Figuur 2: Uitsnede beheersverordening Kleine Kernen, bron: ruimtelijkeplannen.nl
1.4 Leeswijzer
Hoofdstuk 2 gaat in op de huidige en toekomstige situatie in het plangebied. In hoofdstuk 3 komt het relevante beleid op provinciaal en gemeentelijk niveau aan bod. Hoofdstuk 4 benoemt vervolgens de ruimtelijke aandachtspunten. De onderwerpen die in dit hoofdstuk aan bod komen, zijn bodem, archeologie, cultuurhistorie, water, natuur en ecologie, geluid, milieuzonering bedrijven, luchtkwaliteit en externe veiligheid. In hoofdstuk 5 is de juridische vormgeving van het plan beschreven. De hoofdstukken 6 en 7 verwoorden achtereenvolgens de economische uitvoerbaarheid en de resultaten van inspraak en overleg.

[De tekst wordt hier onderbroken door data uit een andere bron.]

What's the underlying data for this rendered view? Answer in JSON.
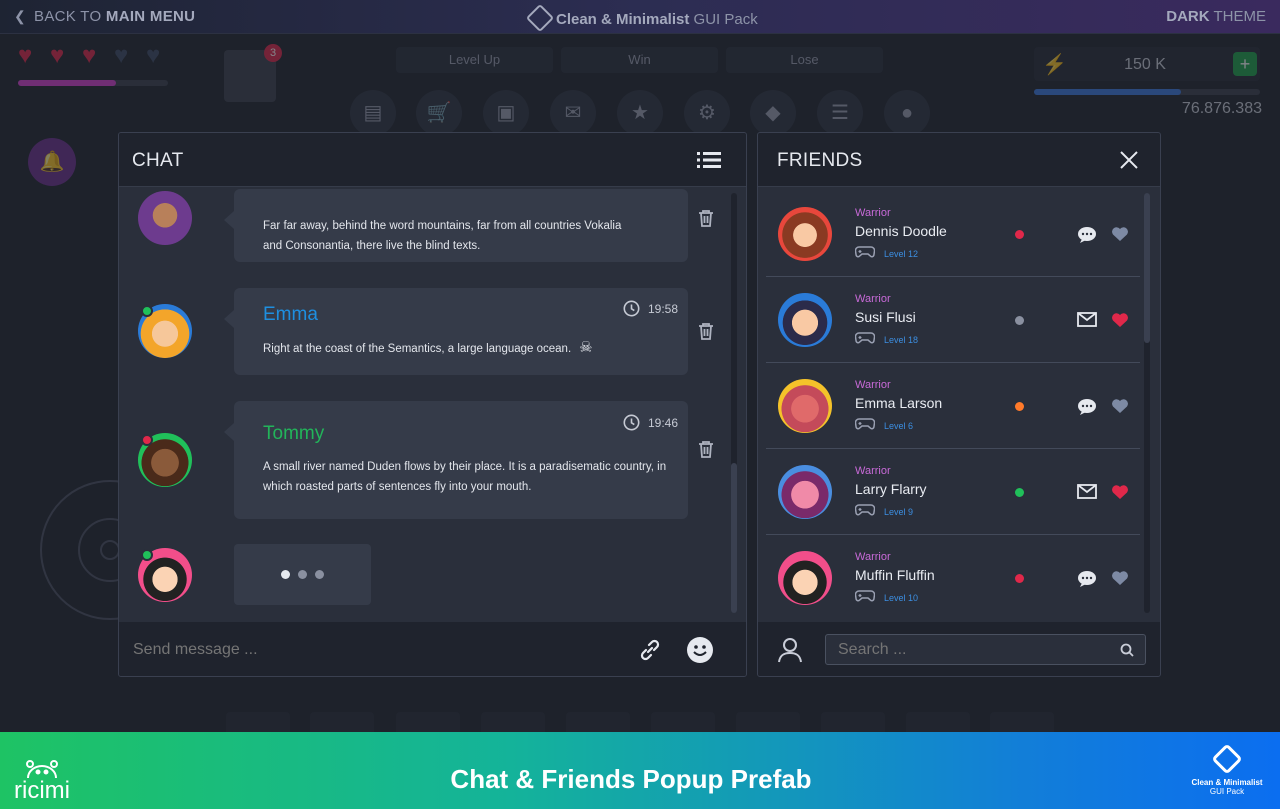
{
  "topbar": {
    "back_prefix": "BACK TO ",
    "back_bold": "MAIN MENU",
    "title_bold": "Clean & Minimalist",
    "title_rest": " GUI Pack",
    "theme_bold": "DARK",
    "theme_rest": " THEME"
  },
  "hud": {
    "notification_count": "3",
    "buttons": [
      "Level Up",
      "Win",
      "Lose"
    ],
    "currency": "150 K",
    "currency_add": "+",
    "score": "76.876.383",
    "health_fraction": 0.65,
    "energy_fraction": 0.65
  },
  "chat": {
    "title": "CHAT",
    "messages": [
      {
        "name": "",
        "time": "",
        "text": "Far far away, behind the word mountains, far from all countries Vokalia and Consonantia, there live the blind texts.",
        "name_color": "#1e8fe0"
      },
      {
        "name": "Emma",
        "time": "19:58",
        "text": "Right at the coast of the Semantics, a large language ocean.",
        "name_color": "#1e8fe0"
      },
      {
        "name": "Tommy",
        "time": "19:46",
        "text": "A small river named Duden flows by their place. It is a paradisematic country, in which roasted parts of sentences fly into your mouth.",
        "name_color": "#22b45a"
      }
    ],
    "input_placeholder": "Send message ..."
  },
  "friends": {
    "title": "FRIENDS",
    "items": [
      {
        "class": "Warrior",
        "name": "Dennis Doodle",
        "level": "Level 12",
        "status_color": "#e0284a",
        "action": "chat",
        "heart_color": "#7d8aa4"
      },
      {
        "class": "Warrior",
        "name": "Susi Flusi",
        "level": "Level 18",
        "status_color": "#8a90a0",
        "action": "mail",
        "heart_color": "#e0284a"
      },
      {
        "class": "Warrior",
        "name": "Emma Larson",
        "level": "Level 6",
        "status_color": "#ff7a2a",
        "action": "chat",
        "heart_color": "#7d8aa4"
      },
      {
        "class": "Warrior",
        "name": "Larry Flarry",
        "level": "Level 9",
        "status_color": "#20c05a",
        "action": "mail",
        "heart_color": "#e0284a"
      },
      {
        "class": "Warrior",
        "name": "Muffin Fluffin",
        "level": "Level 10",
        "status_color": "#e0284a",
        "action": "chat",
        "heart_color": "#7d8aa4"
      }
    ],
    "search_placeholder": "Search ..."
  },
  "banner": {
    "title": "Chat & Friends Popup Prefab",
    "brand": "ricimi",
    "pack_line1": "Clean & Minimalist",
    "pack_line2": "GUI Pack"
  },
  "colors": {
    "accent_blue": "#1e8fe0",
    "accent_green": "#22b45a",
    "warrior_purple": "#c86ad8",
    "heart_red": "#e0284a"
  }
}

Hoofdstuk 2 Planbeschrijving
2.1 Huidige Situatie
In de huidige situatie bestaat het plangebied uit de adressen Havenstraat 10,8 en 4 te Wehe-den Hoorn Deze percelen hebben in de huidige situatie alle drie een bedrijfsbestemming. Op elk van de drie percelen is een bedrijfswoning aanwezig. De panden Havenstraat 4 en Havenstraat 8 kennen een aanduiding 'specifieke vorm van waarde karakteristiek gebouw'. Op het perceel van Havenstraat 10 staat een loods van 800 m2. Deze wordt gebruikt voor de stalling voor campers en caravans.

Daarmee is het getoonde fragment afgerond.